An Island Never Cries

1000 large seimic events around Fiji have been collected in a data set called quakes that is built into R. You can learn more about it with the following commands:

data(quakes)
str(quakes)
?quakes

Earthquake detection

Included in the data set is a column recording the number of stations that detected each earthquake. This refers to a global network of seismographs and it stands to reason that the larger the quake, the more widely it will be detected.

  1. Create a plot of the relationship between stations and magnitude. How would you characterize the relationship? (If you see overplotting, you may want to add jitter to your points or make them transparent by playing with the alpha value.)

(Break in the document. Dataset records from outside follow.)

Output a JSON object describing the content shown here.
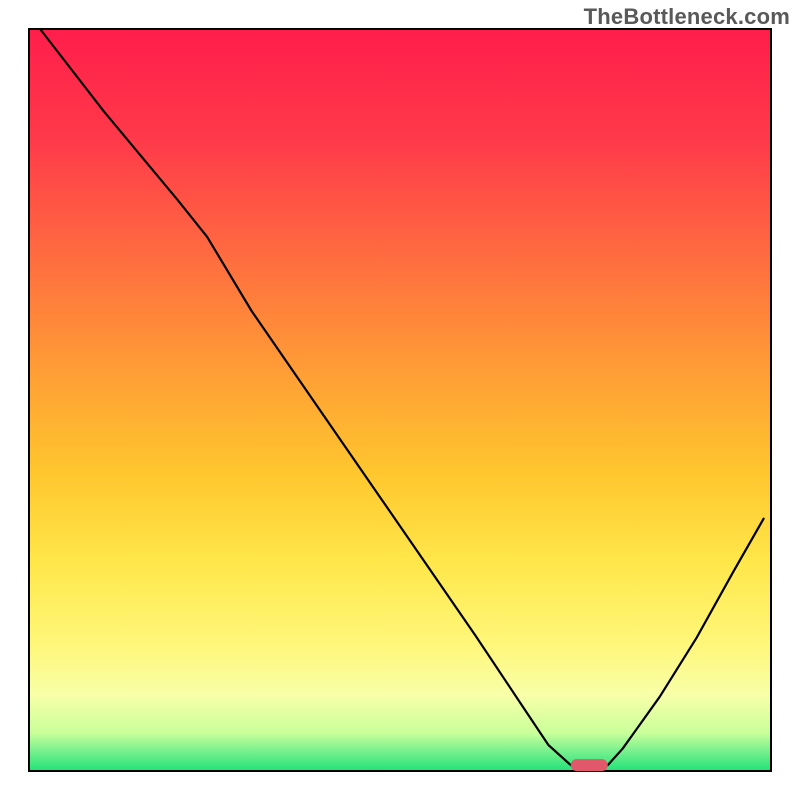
{
  "watermark": "TheBottleneck.com",
  "chart_data": {
    "type": "line",
    "title": "",
    "xlabel": "",
    "ylabel": "",
    "xlim": [
      0,
      100
    ],
    "ylim": [
      0,
      100
    ],
    "grid": false,
    "legend": false,
    "notes": "Background is a vertical red→yellow→green gradient. A single black curve descends from top-left, reaches a floor segment near x≈73–78 (small red pill marker there), then rises toward top-right.",
    "floor_marker": {
      "x_start": 73,
      "x_end": 78,
      "y": 0.8,
      "color": "#e0586a"
    },
    "gradient_stops": [
      {
        "offset": 0.0,
        "color": "#ff1e4b"
      },
      {
        "offset": 0.15,
        "color": "#ff3a4a"
      },
      {
        "offset": 0.3,
        "color": "#ff6a40"
      },
      {
        "offset": 0.45,
        "color": "#ff9a36"
      },
      {
        "offset": 0.6,
        "color": "#ffc72e"
      },
      {
        "offset": 0.72,
        "color": "#ffe74a"
      },
      {
        "offset": 0.83,
        "color": "#fff77a"
      },
      {
        "offset": 0.9,
        "color": "#f7ffa8"
      },
      {
        "offset": 0.95,
        "color": "#c9ff9a"
      },
      {
        "offset": 0.975,
        "color": "#77f08e"
      },
      {
        "offset": 1.0,
        "color": "#25e37a"
      }
    ],
    "series": [
      {
        "name": "curve",
        "x": [
          1.5,
          10,
          20,
          24,
          30,
          40,
          50,
          60,
          67,
          70,
          73,
          78,
          80,
          85,
          90,
          95,
          99
        ],
        "y": [
          100,
          89,
          77,
          72,
          62,
          47.5,
          33,
          18.5,
          8,
          3.5,
          0.8,
          0.8,
          3,
          10,
          18,
          27,
          34
        ]
      }
    ]
  }
}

  2. Before you go ahead and fit a linear model to this trend, if in fact there was no relationship between the two, what would you expect the slope to be? What about the intercept?

  3. Ok, now go ahead and fit a linear model called m1 to the trend and add that line to the plot from exercise 1. Interpret your slope and intercept in the context of the problem.

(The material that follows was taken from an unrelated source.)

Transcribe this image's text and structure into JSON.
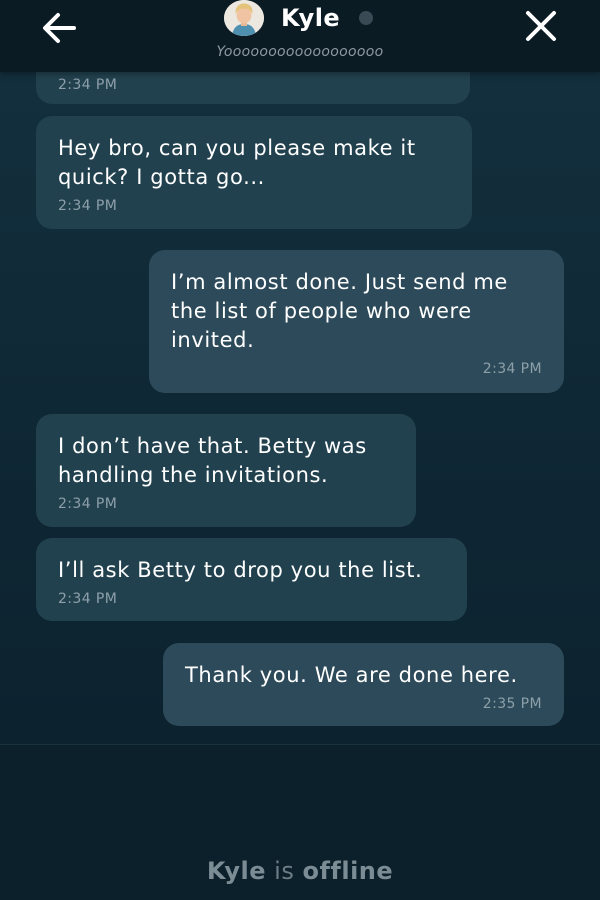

  4. Verify the way that lm() has computed your slope correctly by using R to do the calculation using the equation for the slope based on X and Y.

  5. Using R, calculate a 95% confidence interval for the slope of the model that you fit in exercise 3. Confirm the calculation using confint().

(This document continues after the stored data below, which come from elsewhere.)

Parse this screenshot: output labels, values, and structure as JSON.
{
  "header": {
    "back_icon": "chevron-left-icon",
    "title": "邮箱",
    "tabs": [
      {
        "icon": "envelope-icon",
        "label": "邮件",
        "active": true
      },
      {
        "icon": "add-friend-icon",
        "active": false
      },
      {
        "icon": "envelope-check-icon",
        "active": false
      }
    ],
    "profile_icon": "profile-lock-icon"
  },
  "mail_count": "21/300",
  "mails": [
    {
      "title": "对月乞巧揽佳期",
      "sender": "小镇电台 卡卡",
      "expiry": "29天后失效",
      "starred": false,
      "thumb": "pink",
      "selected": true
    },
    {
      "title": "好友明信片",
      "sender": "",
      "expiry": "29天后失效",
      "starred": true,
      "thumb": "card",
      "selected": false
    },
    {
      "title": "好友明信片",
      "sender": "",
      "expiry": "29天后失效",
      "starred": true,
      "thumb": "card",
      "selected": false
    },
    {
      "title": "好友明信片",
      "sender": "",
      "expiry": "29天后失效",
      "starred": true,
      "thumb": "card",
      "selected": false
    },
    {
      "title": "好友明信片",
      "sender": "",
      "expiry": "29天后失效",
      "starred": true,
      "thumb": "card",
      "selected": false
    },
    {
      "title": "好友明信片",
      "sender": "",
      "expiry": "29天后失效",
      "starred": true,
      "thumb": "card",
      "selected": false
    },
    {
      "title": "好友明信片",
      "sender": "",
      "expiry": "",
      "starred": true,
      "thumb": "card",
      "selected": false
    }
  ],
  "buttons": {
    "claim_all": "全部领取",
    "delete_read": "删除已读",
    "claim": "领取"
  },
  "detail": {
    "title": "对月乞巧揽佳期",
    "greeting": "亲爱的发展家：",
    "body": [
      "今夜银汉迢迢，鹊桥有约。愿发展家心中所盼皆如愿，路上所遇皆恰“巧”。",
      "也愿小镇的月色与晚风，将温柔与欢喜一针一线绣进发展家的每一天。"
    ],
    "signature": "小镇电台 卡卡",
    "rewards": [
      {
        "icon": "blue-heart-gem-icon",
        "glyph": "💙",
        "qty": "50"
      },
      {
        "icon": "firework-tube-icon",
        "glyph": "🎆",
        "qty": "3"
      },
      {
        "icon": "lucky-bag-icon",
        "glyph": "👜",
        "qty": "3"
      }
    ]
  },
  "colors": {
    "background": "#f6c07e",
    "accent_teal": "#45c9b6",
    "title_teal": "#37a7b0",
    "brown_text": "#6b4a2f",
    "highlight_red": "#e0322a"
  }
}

  6. How many stations do you predict would be able to detect an earthquake of magnitude 7.0?

  7. Questions 1 - 6 in this lab involve elements of data description, inference, and/or prediction. Which was the dominant goal in each question?


Simulation

One good way to assess whether your fitted model seems appropriate is to simulate data from it and see if it looks like the data that you observed. For the following questions it will be useful to reference the R code provided in the previous two lectures.

  1. Please simulate a data set that has the same number of observations as quakes. To start, generate a vector of x’s. You can either generate your own x’s or use the exact same x’s as the quakes data.

  2. Next, generate your \(\hat{y}\)’s (the value of the mean function at the observed x’s). Please generate them by writing your own function of the form:

f_hat <- function(x) {
  # code goes here
}
  1. Now, generate the y’s. Note that you’ll need an estimate of \(\sigma^2\), for which you can use \(\hat{\sigma}^2 = RSS/n - 2\). You can extract the vector of residuals with m1$res.

  2. Finally, make a plot of your simulated data. How is it similar to the original data? How is it different? How might you change your model to make it more consistent with the data?


Challenge problem Use the latitude and longitude data to plot each of these earthquakes in quakes on a map with their magnitude mapped to the size of the plotting character. You may need to ad some transparency to prevent overplotting.